The first time I laid eyes on it, in the window of a head shop in College Park sometime in the mid 70s, I thought the model was the sexyist long haired guy I’d ever seen. I was working for a department store driving returns for repair to various shops around Washington, and every time I passed by that head shop I made a mental note to go in there sometime when I was off the clock, and ask if the poster was for sale.
Alas, I put it off too long. One day I drove past and the shop was closed down, the insides emptied and the poster gone. I never got a good enough look at it to see what band it was for. The psychedelic lettering was impossible for me to read sitting in my delivery truck at a stop light a half block away. But the image of that sexy naked long haired guy was forever burned into my young gay adult brain.
Some years later I chanced upon a book, a very large trade paperback…I’m not at home now so I can’t be sure, but I think it was “The Art of Rock”, that had in its pages a history of rock posters, one reprint to a page along with commentary. And there it was…The James Cotton Band at the Grand Ballroom in Detroit. The book’s author seemed to think the poster began the decline of the art of the poster, as it represented, in his words, a gay hustler motif. But by then I was used to that sort of disrespect, even from the Summer of Love alumni.
So I kept searching. And searching. Eventually along comes the Internet. And search engines. Finally I see a reproduction of the poster I can download and add to my graphics library. And this is where I find out the model in the poster was…Vanessa Redgrave.
Oh.
Decades later I would joke about it in the second episode of A Coming Out Story…
I have this theory that our libidoes glom onto whatever fashions and styles were in vogue when we came of age and our hormones began to percolate.

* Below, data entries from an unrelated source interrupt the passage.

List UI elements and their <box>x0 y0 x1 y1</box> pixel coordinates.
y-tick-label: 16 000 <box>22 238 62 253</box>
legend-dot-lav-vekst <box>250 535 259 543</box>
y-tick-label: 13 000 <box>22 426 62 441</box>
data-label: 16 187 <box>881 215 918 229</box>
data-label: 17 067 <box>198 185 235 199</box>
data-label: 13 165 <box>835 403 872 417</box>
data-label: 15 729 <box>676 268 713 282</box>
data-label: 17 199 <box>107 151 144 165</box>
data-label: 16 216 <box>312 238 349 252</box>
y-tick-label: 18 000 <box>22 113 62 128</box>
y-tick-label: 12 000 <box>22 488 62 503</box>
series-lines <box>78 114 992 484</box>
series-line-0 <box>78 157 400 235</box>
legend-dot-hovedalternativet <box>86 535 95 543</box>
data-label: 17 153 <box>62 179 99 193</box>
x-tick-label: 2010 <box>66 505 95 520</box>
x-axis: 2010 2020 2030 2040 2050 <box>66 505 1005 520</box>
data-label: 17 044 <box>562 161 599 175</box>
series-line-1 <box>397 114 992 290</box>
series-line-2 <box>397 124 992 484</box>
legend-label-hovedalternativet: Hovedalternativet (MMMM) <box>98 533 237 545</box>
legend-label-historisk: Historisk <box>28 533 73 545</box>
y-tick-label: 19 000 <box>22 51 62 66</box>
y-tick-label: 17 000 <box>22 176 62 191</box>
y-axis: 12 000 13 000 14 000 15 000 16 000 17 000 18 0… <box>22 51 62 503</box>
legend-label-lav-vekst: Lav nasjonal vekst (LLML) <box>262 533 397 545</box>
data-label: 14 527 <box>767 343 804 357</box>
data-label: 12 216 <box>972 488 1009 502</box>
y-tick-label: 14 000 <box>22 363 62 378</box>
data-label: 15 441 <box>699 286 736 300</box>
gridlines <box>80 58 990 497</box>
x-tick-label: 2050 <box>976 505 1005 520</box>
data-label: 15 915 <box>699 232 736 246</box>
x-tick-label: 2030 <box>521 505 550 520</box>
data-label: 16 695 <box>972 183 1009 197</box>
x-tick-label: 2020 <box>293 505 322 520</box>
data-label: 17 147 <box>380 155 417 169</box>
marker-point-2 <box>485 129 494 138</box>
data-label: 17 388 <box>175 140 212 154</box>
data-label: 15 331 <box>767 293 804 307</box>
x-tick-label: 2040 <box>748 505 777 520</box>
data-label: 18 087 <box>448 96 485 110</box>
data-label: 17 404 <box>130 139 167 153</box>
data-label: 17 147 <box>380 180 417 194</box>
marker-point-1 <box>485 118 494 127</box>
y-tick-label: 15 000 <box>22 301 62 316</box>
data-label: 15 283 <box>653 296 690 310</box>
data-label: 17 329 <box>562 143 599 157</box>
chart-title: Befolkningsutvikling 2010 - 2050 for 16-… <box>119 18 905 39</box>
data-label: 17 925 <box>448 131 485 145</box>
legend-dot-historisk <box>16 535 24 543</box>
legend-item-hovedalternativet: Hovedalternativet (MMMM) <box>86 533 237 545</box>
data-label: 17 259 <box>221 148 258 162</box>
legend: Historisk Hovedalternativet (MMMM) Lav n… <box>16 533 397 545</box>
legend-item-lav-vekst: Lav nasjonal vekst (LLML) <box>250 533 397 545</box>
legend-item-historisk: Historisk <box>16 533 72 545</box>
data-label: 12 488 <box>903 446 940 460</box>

Mine happened in a time of long hair and low rise blue jeans. But my gay libido never strayed into hunk territory, and there’s probably a whole ‘nother post I should do about that, and all the disrespect gay men who love lithe and handsome and very very cute males get from other gay males who are all about hunk.
So now I know my foxy long haired gay hustler is actually a foxy long haired woman. Fine. I still wanted that damn poster. A lifetime of growing up in a culture that at best wouldn’t acknowledge the existence of such as me, if not wipe us out of existence altogether, gave me lots of practise in mental gender switching…usually with flipping the pronouns in the lyrics to songs I heard on the radio, but occasionally in advertising, where I would mentally redraw some of the fashion models I saw as guys, a skillset that would get a lot of work in later years as I pursued my art…
The original model for this was a young women I saw in a google image search…
..which made it easy for me to look at that James Cotton Band poster and still see a sexy long haired guy. Let’s hear it for gay hustler motif!
There’s a shop just down Falls Road from my house where classic rock posters from a bygone era are auctioned off. Once I asked the guy running it about this one. Oh…the James Cotton Vanessa Redgrave one….yes…that one is very popular…if you can find one in good condition it’ll go for about six grand now…
Oh.
This afternoon I took a long leisurely drive up the California coast to a cute little coastal town named Cambria. I wanted to wander around the shops for a bit, and wandered into one with some poster reproductions in the window. I have this stubborn streak that is in constant conflict with my inner pessimism. In the back were racks like the old LP racks with what looked like hundreds of reproductions of various posters all neatly sleeved like classic comic books for sale. I reckoned it might take me a half hour to flip through them all with no guarantee of success. But I got down to it.
Flip… flip… flip… flip… flip… flip… flip… flip… oh, a Rick Griffin classic… flip… flip… flip… flip… flip… flip… another Griffin… flip… flip… flip… flip… flip… flip… flip… flip… flip… flip… flip… flip… flip… flip… flip… flip… Doctor Strangelove… so there are 60s movie posters in here too… flip… flip… flip… flip… flip… flip… flip… I wonder if there are any Victor Moscoso posters in here… flip… flip… flip… Failsafe… I think I’d rather have the Doctor Strangelove one…flip… flip… flip… Jefferson Airplane… flip… flip… flip… flip… if I see that Hendrix poster Bob had over the fireplace I’m buying it… flip… flip… flip… flip… flip… flip… flip… flip… flip… flip… flip… THERE IT IS!!!!!!
Finally. Along with that one I bought a couple Rick Griffin ones and the Doctor Strangelove one. They’ll go up in my art room…but the foxy gay hustler that wasn’t, but still is whenever I look at it, gets pride of place right above my drafting table.